FANGROK'S FELCH FACT FILE: Designed by the world famous marine architect Hugh Mingis Behemoth and built during The Great Slump of The Twenties, Juggernautessa required many millions of government money to reach completion, but in so doing helped the country out of the darkest days of the Depression.
When finally launched, Ms Felch received extremely wide acknowledgement as the height of style, luxury and comfort. In her heyday, she was a symbol of national prestige, not only for her vast size, but also for her plushly upholstered interiors. Appointed with 14 decks, an extensive first class dining saloon to rival the immense grandeur of Versailles and three olympic-sized swimming pools, her gargantuan displacement exceeded 83,000 tonnes, eclipsing even the S.S. Oprah in her prime.

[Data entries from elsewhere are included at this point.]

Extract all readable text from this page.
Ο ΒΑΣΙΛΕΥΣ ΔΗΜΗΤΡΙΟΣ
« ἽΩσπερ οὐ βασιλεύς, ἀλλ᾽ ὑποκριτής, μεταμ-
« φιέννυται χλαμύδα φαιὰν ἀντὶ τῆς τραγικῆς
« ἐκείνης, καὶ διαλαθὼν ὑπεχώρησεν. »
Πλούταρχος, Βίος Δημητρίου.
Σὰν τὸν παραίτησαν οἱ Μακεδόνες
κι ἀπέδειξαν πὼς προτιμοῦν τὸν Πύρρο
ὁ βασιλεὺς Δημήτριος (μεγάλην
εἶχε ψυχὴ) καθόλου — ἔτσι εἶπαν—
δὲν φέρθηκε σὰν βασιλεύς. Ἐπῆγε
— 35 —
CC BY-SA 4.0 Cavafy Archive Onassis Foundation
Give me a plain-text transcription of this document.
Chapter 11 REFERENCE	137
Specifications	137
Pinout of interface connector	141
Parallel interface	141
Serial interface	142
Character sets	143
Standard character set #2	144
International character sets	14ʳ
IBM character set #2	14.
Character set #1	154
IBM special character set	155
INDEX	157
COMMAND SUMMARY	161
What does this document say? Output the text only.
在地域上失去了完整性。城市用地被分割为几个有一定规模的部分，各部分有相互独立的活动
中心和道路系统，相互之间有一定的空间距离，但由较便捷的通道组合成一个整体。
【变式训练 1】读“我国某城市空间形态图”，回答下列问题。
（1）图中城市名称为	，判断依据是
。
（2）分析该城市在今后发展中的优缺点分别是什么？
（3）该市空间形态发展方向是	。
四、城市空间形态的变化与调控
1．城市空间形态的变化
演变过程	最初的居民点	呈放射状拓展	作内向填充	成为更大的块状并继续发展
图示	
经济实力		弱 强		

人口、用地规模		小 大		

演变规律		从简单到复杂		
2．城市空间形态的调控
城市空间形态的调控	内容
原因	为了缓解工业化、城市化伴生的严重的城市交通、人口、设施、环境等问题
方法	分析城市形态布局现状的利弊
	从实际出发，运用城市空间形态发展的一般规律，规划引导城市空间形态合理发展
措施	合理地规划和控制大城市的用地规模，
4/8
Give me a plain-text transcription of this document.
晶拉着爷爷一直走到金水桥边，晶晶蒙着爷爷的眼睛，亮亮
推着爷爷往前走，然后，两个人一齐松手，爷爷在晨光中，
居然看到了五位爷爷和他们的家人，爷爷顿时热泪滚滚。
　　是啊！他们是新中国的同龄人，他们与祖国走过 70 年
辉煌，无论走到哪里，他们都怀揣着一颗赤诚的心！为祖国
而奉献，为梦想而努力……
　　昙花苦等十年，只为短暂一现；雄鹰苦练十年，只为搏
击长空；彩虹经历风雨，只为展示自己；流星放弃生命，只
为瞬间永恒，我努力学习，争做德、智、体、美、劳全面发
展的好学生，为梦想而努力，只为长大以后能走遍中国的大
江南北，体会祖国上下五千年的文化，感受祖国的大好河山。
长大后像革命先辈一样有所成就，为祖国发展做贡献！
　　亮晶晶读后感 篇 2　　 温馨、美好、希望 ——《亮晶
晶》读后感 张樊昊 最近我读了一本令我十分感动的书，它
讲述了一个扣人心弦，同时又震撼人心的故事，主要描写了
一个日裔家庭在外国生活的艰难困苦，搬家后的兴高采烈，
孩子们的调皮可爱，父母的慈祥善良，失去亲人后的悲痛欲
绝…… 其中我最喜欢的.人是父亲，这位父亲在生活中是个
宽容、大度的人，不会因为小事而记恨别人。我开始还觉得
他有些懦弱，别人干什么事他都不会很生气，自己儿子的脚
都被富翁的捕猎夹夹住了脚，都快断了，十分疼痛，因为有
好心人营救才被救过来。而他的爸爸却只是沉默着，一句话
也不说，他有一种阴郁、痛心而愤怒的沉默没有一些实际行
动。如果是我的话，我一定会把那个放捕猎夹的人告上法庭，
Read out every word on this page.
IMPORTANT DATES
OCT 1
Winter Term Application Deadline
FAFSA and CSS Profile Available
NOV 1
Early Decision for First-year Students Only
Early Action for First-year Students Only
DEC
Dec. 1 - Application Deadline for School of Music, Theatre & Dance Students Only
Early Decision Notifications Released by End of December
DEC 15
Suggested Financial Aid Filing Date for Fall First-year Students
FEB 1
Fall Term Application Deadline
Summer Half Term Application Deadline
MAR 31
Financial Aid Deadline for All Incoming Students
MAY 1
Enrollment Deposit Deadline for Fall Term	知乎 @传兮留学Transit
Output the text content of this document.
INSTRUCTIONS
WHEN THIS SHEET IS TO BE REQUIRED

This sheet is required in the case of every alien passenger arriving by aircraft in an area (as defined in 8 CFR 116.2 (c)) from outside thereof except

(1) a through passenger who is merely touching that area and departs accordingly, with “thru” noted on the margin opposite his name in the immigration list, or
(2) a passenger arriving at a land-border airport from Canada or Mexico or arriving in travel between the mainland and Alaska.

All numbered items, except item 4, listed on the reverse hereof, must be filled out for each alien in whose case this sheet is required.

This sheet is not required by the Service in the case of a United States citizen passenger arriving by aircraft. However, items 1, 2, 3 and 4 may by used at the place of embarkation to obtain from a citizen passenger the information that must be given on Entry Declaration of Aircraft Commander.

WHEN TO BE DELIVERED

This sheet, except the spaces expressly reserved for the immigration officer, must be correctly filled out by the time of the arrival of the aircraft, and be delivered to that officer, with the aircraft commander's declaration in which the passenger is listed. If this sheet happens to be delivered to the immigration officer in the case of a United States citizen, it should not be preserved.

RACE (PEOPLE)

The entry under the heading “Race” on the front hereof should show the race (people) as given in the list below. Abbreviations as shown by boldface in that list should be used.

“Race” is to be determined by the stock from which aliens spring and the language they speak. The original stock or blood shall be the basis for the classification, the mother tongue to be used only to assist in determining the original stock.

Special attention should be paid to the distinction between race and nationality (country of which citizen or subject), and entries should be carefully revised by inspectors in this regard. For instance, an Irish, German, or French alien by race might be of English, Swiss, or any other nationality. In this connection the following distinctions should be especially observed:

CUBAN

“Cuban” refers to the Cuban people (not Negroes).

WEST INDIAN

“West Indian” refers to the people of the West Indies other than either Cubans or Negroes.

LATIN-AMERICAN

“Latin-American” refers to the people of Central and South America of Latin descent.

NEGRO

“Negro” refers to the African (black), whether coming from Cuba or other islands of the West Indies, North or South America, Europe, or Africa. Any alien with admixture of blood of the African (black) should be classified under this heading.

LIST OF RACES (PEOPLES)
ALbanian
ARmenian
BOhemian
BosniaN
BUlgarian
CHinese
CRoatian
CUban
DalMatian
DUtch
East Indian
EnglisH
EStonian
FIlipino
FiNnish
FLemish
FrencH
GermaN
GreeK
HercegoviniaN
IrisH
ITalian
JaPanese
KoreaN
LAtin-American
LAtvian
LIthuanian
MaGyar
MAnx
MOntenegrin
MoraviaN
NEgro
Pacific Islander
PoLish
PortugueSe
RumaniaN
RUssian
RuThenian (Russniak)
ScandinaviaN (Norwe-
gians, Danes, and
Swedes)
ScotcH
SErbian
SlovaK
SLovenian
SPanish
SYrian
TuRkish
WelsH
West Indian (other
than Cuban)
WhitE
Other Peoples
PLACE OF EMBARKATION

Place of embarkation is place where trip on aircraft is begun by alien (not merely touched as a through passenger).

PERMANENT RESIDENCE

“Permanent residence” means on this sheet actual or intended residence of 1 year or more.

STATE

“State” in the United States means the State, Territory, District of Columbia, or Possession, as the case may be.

But after many years she had recently fallen heavily on hard times. Audiences rolled off sharply as lighter, faster presenters overtook her, leaving Juggernautessa floundering in their wakes. It was feared for a time the great presenter would be sold off to far-eastern scrap merchants...
Then the bombshell dropped - she was to be decomissioned and withdrawn from service by Angular Television. Ideas for her transformation into both a roll on - fall off ferry and a floating hotel came to nothing. Subsequently, Ms. Felch slipped anchor and went out of control in the English Channel, but was eventually towed to Cherbourg, where she lay rusting for several months.
Happily, she was eventually purchased by BBC TV, and has only just undergone her 39th annual refit and bottom-scraping at a cost of £42 millions. The reconstruction of Ms. Felch's superstructure has increased her gross tonnage to 165,000 - making her officially the largest TV presenter in the world.